Monday, July 5, 2010

The longest day ever!

After taking 3 HPT with no pink I realized that all my investing years ago in those things was not a good idea. Apparently they expire! I have been trying to keep busy today and have done an okay job at it but now I am restless. I really just want to know so I can move on with my summer. I am thinking it is a no for some reason. I am not sure why but I just do. I still don't feel well. I feel like I am going to start my period and it feels crappy. There is not much I can do about anything right now so I will watch my TV show and wait for my Dad to arrive. He will be here for 1 night for work. That will be a little distraction for a few hours.
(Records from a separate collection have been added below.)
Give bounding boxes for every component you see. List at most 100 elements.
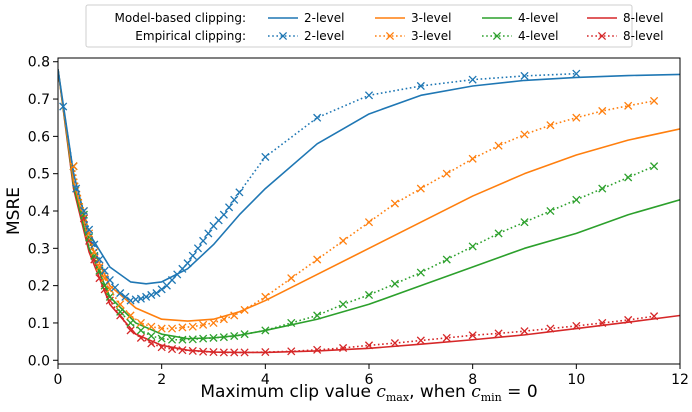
series-empirical-2-level-point: [313, 113, 322, 122]
series-empirical-2-level-point: [199, 236, 208, 245]
axes-frame: [57, 57, 681, 365]
series-empirical-3-level-point: [240, 305, 249, 314]
series-empirical-8-level-point: [167, 345, 177, 354]
y-axis-label: MSRE: [4, 187, 24, 235]
series-empirical-8-level-point: [230, 348, 239, 357]
legend-empirical-3-level-marker: [385, 31, 395, 41]
series-empirical-2-level-point: [572, 69, 581, 78]
series-empirical-4-level-point: [364, 290, 374, 300]
series-empirical-4-level-point: [287, 318, 296, 328]
series-empirical-3-level-point: [167, 324, 177, 333]
plot-area: [58, 69, 680, 357]
legend-model-2-level-label: 2-level: [304, 11, 345, 25]
series-empirical-4-level-point: [126, 318, 135, 328]
series-empirical-8-level-point: [240, 348, 249, 357]
series-empirical-3-level-point: [650, 96, 659, 105]
series-model-8-level-line: [58, 69, 680, 354]
series-empirical-2-level-point: [85, 225, 94, 234]
series-empirical-4-level-point: [230, 331, 239, 341]
series-empirical-8-level-point: [209, 347, 218, 357]
series-empirical-2-level-point: [416, 81, 425, 91]
x-axis-label-part: c: [376, 382, 386, 402]
series-empirical-4-level-point: [598, 184, 607, 193]
axes: 0 2 4 6 8 10 12 0.0 0.1 0.2 0.3 0.4 0.5 0.6 0.7 0.8 MSRE…: [4, 55, 689, 404]
series-empirical-3-level-point: [572, 113, 581, 122]
series-empirical-3-level-point: [339, 236, 348, 245]
series-empirical-2-level-point: [121, 292, 130, 301]
series-model-3-level-line: [58, 69, 680, 322]
series-empirical-2-level-point: [142, 292, 151, 301]
series-empirical-8-level-point: [546, 324, 555, 333]
x-tick-label: 6: [365, 372, 374, 388]
series-empirical-3-level-point: [136, 318, 145, 328]
series-empirical-4-level-point: [178, 335, 187, 344]
series-empirical-4-level-point: [147, 331, 156, 341]
series-empirical-4-level-point: [390, 279, 399, 288]
series-empirical-3-level-point: [209, 318, 218, 328]
series-empirical-2-level-point: [116, 289, 125, 298]
series-empirical-4-level-point: [261, 326, 270, 335]
series-empirical-3-level-point: [494, 141, 503, 150]
series-model-4-level-line: [58, 69, 680, 340]
series-empirical-4-level-point: [199, 334, 208, 343]
series-empirical-8-level-point: [261, 347, 270, 357]
series-empirical-3-level-point: [364, 218, 374, 227]
series-empirical-4-level-point: [219, 333, 228, 342]
series-empirical-4-level-point: [416, 268, 425, 277]
series-empirical-2-level-point: [193, 244, 203, 253]
series-empirical-3-level-point: [116, 300, 125, 309]
series-empirical-4-level-point: [90, 251, 99, 260]
series-empirical-4-level-point: [339, 300, 348, 309]
series-empirical-8-level-point: [287, 347, 296, 356]
series-empirical-8-level-point: [572, 321, 581, 330]
series-empirical-3-level-point: [442, 169, 451, 178]
series-empirical-2-level-point: [79, 206, 88, 216]
series-empirical-8-level-point: [624, 315, 633, 325]
series-empirical-3-level-point: [520, 130, 529, 139]
series-empirical-8-level-point: [364, 341, 374, 350]
x-axis-label-part: = 0: [502, 382, 538, 402]
series-empirical-2-level-point: [219, 210, 228, 219]
series-empirical-2-level-point: [235, 188, 244, 197]
series-empirical-2-level-point: [183, 259, 192, 268]
series-empirical-2-level-point: [157, 285, 166, 294]
legend-empirical-2-level-marker: [278, 31, 288, 41]
x-tick-label: 12: [671, 372, 689, 388]
series-model-2-level-line: [58, 69, 680, 285]
series-empirical-3-level-line: [72, 100, 655, 330]
x-axis-label-part: max: [386, 391, 410, 404]
x-axis-label-part: c: [471, 382, 481, 402]
series-empirical-8-level-point: [390, 339, 399, 348]
x-axis-label-part: min: [481, 391, 502, 404]
series-empirical-8-level-point: [116, 311, 125, 320]
series-empirical-3-level-point: [147, 322, 156, 331]
legend-model-4-level-label: 4-level: [518, 11, 559, 25]
legend-empirical-2-level-label: 2-level: [304, 29, 345, 43]
series-empirical-3-level-point: [230, 311, 239, 320]
series-empirical-3-level-point: [313, 255, 322, 264]
series-empirical-2-level-point: [59, 102, 68, 111]
legend-empirical-4-level-label: 4-level: [518, 29, 559, 43]
legend-model-8-level-label: 8-level: [623, 11, 664, 25]
series-empirical-4-level-point: [572, 195, 581, 204]
series-empirical-4-level-point: [136, 326, 145, 335]
legend-empirical-8-level-label: 8-level: [623, 29, 664, 43]
series-empirical-3-level-point: [199, 320, 208, 329]
series-empirical-3-level-point: [546, 121, 555, 130]
legend: Model-based clipping: Empirical clipping:…: [85, 4, 664, 48]
series-empirical-2-level-point: [100, 266, 109, 275]
series-empirical-4-level-point: [79, 210, 88, 219]
series-empirical-4-level-point: [116, 307, 125, 316]
series-empirical-4-level-point: [650, 162, 659, 171]
series-empirical-8-level-point: [178, 346, 187, 355]
series-empirical-2-level-point: [261, 152, 270, 161]
series-empirical-8-level-point: [468, 331, 477, 340]
y-tick-label: 0.5: [28, 167, 50, 183]
series-empirical-8-level-point: [147, 339, 156, 348]
y-tick-label: 0.6: [28, 129, 50, 145]
y-tick-label: 0.7: [28, 92, 50, 108]
series-empirical-8-level-point: [650, 312, 659, 321]
series-empirical-8-level-point: [219, 348, 228, 357]
series-empirical-2-level-point: [95, 255, 104, 264]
I just want this to be over. It has been one long month!

Sunday, July 4, 2010

Someone is messing with me

I have been on a roller coaster this week. I haven't been feeling well but they are all signs of starting my period and side effects of the meds. It is really confusing. There have also been a lot of things going on at work and with family that have made my stress level high. It is not good timing. I am so over this and just want to know so I can move on.

I have been waiting and waiting and wondering if I should do a HPT. I keep putting it off and finally took one today.....I sat there looking at it. For a second I thought I saw it turn pink! I got really excited but realized it wasn't. In fact, the whole test was a flop! Nothing turned pink, not even what was supposed to! So there I was out of pee and no anwser still. I have a few more so I might try later but I am not sure if I can do it again.